Furthermore, the evolving understanding of the pathophysiology of MOGAD adds to the complexity of its management. While anti-MOG antibodies have been recognised as a key biomarker, the definite mechanisms by which they contribute to disease development and progression are still uncertain. This ongoing research is essential for refining diagnostic criteria, identifying novel therapeutic targets, and ultimately improving outcomes for patients.

The impact of MOGAD extends beyond the neurological symptoms themselves, affecting various lifestyle aspects. For most patients, the ambiguity surrounding their condition and the potential for relapses can lead to significant psychological distress. Providing comprehensive support that addresses both the physical and mental health aspects of care is essential for optimizing patient well-being.
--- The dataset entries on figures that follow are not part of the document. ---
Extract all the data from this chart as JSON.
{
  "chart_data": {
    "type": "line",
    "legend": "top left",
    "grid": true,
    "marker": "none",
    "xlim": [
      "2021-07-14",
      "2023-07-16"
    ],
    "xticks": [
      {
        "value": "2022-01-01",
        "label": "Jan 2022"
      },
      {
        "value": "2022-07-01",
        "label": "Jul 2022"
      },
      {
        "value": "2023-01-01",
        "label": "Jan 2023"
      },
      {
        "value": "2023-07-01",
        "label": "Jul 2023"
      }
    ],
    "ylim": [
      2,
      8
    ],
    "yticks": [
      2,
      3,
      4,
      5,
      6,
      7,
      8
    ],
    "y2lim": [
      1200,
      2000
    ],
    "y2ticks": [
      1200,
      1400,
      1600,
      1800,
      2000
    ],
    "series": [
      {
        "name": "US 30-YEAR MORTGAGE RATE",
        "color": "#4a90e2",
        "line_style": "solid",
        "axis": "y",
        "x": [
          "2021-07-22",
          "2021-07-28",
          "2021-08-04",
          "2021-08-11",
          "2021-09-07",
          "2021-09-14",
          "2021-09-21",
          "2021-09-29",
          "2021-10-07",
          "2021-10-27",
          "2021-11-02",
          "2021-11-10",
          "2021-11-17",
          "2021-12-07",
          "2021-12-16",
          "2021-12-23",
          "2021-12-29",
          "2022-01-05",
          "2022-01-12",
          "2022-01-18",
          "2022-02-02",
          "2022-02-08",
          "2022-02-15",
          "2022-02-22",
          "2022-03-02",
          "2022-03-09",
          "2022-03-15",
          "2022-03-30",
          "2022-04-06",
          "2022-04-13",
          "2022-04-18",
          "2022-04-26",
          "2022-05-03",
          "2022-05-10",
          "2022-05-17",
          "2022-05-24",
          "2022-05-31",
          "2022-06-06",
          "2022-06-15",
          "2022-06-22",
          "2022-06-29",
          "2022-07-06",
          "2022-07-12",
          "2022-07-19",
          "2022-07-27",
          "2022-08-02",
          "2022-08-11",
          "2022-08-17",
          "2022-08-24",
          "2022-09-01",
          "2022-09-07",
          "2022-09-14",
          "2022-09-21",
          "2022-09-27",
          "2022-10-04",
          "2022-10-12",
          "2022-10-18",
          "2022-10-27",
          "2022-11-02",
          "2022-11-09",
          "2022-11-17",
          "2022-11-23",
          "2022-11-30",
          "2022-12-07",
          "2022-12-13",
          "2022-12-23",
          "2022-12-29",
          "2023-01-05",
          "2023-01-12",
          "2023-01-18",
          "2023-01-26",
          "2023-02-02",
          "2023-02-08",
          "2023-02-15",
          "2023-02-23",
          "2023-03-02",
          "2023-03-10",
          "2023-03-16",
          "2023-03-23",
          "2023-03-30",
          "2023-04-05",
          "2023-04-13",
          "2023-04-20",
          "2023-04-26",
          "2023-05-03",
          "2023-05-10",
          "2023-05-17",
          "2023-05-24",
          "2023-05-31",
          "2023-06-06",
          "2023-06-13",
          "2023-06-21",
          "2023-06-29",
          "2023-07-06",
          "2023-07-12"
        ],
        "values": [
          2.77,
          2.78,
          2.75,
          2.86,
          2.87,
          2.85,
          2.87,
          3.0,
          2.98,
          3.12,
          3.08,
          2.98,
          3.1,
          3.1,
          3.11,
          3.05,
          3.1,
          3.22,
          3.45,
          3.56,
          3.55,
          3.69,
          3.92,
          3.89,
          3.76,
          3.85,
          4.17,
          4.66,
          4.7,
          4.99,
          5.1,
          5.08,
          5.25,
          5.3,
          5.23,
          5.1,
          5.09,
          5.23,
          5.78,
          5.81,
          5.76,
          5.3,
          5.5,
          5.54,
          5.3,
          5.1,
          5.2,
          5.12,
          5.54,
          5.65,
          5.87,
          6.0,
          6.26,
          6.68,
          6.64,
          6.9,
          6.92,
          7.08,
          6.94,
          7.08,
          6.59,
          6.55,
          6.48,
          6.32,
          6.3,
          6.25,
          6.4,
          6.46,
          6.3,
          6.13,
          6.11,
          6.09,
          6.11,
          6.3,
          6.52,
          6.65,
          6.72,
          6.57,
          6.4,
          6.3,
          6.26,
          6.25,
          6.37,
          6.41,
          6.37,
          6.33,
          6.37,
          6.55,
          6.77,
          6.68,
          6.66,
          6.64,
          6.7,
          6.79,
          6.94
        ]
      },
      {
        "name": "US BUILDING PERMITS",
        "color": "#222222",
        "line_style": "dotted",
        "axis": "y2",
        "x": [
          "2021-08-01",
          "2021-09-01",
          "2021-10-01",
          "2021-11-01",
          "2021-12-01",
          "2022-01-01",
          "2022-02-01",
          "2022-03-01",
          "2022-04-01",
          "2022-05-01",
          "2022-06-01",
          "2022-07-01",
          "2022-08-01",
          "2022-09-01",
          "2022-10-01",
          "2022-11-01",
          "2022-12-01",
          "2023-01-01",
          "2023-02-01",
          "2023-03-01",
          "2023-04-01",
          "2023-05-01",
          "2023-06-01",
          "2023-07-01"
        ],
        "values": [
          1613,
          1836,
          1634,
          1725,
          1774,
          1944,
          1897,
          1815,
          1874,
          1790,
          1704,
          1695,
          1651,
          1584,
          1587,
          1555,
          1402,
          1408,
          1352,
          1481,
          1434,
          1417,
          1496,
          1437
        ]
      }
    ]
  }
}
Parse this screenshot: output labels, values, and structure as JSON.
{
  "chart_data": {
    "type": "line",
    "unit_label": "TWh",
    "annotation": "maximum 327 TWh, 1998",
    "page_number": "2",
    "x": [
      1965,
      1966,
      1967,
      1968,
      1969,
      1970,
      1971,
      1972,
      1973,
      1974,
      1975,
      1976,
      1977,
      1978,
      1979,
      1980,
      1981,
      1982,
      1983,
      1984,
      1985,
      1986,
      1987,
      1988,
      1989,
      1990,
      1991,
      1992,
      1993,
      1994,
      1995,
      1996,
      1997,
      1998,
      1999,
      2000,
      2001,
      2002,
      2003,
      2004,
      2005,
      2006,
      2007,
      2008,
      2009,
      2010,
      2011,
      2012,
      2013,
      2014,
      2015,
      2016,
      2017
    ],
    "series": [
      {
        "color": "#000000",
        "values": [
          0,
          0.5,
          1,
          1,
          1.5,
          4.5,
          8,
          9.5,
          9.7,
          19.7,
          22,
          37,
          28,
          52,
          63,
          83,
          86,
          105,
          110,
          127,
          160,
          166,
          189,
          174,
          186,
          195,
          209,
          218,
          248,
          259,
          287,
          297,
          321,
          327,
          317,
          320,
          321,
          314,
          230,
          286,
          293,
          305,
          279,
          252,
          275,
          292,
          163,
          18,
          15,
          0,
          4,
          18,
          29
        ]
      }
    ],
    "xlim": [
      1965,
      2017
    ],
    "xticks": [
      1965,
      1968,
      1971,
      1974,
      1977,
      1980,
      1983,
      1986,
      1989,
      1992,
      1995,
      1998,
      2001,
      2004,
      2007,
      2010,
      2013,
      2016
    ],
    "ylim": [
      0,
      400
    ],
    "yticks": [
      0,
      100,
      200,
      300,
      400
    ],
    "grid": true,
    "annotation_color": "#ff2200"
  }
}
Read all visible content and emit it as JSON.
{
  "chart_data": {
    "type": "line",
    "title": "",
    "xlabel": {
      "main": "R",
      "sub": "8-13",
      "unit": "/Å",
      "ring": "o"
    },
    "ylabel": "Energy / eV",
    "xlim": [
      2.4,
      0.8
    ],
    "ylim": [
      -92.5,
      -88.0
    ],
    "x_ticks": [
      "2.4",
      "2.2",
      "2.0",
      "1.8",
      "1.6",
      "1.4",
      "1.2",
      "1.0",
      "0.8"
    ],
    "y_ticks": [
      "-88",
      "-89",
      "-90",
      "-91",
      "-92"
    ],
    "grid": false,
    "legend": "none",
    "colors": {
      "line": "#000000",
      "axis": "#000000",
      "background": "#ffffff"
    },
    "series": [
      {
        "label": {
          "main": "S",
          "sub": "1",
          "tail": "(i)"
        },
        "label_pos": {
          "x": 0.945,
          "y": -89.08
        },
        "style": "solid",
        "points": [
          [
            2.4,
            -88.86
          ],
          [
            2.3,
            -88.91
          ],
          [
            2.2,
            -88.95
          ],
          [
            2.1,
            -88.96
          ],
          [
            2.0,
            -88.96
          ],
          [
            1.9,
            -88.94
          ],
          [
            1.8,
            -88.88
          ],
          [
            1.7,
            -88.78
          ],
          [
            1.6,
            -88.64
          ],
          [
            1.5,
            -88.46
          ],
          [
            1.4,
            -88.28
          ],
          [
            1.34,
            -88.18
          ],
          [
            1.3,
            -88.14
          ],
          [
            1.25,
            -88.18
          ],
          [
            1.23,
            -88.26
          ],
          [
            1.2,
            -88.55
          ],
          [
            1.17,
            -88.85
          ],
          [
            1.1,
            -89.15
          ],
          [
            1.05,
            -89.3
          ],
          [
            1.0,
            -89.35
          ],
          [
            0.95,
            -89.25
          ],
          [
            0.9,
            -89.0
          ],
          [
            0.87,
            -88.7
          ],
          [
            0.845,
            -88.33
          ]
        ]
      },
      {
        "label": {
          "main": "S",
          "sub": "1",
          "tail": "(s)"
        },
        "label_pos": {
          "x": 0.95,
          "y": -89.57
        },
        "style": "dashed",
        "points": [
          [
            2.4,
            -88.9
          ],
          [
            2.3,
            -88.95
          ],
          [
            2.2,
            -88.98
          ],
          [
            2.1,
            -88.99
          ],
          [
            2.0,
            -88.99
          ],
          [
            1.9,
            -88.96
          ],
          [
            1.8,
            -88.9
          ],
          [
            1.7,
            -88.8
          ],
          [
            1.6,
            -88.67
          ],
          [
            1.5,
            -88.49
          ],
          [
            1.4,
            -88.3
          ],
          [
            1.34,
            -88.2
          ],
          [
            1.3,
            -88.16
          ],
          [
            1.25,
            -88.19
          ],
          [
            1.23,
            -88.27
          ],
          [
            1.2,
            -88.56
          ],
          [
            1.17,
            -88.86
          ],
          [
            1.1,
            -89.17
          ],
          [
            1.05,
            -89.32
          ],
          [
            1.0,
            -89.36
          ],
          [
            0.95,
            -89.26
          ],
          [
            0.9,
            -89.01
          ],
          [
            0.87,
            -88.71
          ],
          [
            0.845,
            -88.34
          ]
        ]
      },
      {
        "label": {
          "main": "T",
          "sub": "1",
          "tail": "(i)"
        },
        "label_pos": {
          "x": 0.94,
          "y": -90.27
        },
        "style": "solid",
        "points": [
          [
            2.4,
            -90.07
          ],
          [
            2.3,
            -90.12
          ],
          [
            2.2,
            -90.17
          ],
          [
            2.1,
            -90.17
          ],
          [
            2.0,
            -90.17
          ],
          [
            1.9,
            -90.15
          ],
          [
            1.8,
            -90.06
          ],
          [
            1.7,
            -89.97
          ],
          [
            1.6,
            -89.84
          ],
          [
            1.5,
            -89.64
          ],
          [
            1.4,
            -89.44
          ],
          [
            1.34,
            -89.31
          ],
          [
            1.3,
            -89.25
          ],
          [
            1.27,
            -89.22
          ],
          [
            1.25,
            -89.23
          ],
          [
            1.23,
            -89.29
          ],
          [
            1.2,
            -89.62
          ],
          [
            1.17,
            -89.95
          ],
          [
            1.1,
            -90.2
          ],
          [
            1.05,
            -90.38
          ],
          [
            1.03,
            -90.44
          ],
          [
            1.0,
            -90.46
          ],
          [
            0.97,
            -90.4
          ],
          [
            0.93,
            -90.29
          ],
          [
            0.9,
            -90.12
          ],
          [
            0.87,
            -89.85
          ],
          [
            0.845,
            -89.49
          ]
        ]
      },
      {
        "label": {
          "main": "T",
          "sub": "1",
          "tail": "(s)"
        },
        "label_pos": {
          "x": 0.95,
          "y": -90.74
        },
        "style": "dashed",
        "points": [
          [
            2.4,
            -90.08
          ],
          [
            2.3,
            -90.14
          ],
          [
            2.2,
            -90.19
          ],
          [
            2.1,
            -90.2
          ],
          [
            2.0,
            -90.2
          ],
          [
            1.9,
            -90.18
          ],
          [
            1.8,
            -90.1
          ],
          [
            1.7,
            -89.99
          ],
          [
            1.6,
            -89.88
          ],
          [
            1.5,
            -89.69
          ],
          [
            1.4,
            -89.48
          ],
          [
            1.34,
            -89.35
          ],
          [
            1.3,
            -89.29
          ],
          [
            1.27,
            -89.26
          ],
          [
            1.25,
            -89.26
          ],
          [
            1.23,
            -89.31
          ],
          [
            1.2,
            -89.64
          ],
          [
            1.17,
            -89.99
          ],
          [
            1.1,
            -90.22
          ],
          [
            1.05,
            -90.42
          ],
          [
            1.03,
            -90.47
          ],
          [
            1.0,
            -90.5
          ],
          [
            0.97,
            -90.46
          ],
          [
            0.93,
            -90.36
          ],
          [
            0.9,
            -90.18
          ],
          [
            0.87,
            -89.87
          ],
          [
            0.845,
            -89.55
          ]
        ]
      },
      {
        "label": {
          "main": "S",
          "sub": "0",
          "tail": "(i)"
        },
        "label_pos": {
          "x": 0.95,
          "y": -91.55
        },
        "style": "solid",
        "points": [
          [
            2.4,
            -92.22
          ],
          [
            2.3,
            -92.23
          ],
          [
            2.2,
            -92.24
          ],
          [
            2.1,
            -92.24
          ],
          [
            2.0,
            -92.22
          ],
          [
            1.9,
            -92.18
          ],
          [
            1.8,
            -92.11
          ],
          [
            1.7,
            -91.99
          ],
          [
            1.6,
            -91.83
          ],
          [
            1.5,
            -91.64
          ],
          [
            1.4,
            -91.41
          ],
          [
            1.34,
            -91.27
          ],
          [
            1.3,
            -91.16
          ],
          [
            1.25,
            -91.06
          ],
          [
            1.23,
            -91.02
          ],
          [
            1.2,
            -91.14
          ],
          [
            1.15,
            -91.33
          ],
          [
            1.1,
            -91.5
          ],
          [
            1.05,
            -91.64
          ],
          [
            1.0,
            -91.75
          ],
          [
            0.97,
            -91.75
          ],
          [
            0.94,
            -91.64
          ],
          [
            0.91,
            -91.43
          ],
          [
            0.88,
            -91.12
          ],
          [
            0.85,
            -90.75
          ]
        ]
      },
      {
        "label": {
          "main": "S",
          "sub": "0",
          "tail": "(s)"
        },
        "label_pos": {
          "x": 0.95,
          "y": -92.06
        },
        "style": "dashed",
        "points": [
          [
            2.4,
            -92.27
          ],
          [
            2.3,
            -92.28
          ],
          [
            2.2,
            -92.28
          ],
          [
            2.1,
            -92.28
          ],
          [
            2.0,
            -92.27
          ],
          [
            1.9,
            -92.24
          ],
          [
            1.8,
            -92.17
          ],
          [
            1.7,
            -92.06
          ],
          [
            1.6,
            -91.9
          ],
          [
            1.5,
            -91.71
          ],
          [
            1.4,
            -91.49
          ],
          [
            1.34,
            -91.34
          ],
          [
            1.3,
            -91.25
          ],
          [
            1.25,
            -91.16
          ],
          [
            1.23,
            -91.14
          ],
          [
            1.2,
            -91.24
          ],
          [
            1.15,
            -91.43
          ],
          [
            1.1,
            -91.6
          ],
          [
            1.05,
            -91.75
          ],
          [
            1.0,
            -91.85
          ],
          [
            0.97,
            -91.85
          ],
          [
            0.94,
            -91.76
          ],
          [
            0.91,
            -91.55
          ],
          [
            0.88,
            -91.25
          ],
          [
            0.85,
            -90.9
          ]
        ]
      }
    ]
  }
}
Additionally, the management of MOGAD requires multidisciplinary collaboration among healthcare professionals, including neurologists, psychologists, physiotherapy specialists, and ophthalmologists. This interdisciplinary approach ensures that patients receive comprehensive care that caters to the diverse range of symptoms associated with the condition.

Finally, ongoing research efforts aimed at further understanding MOGAD and refining treatment strategies are essential for promoting advanced clinical care. This includes developing new therapeutic agents, refining preexisting treatment protocols, and exploring potential biomarkers that can aid in early diagnosis and prognostication [8].

Conclusions

In conclusion, the importance of recognizing and managing MOGAD requires a thorough multidisciplinary approach. Clinical suspicion and comprehensive diagnostic workup are paramount in successful management. Continued research efforts and collective initiatives are warranted to further elucidate the pathogenesis, improve diagnostic algorithms, and optimize therapeutic strategies for MOGAD, ultimately improving prognostic outcomes.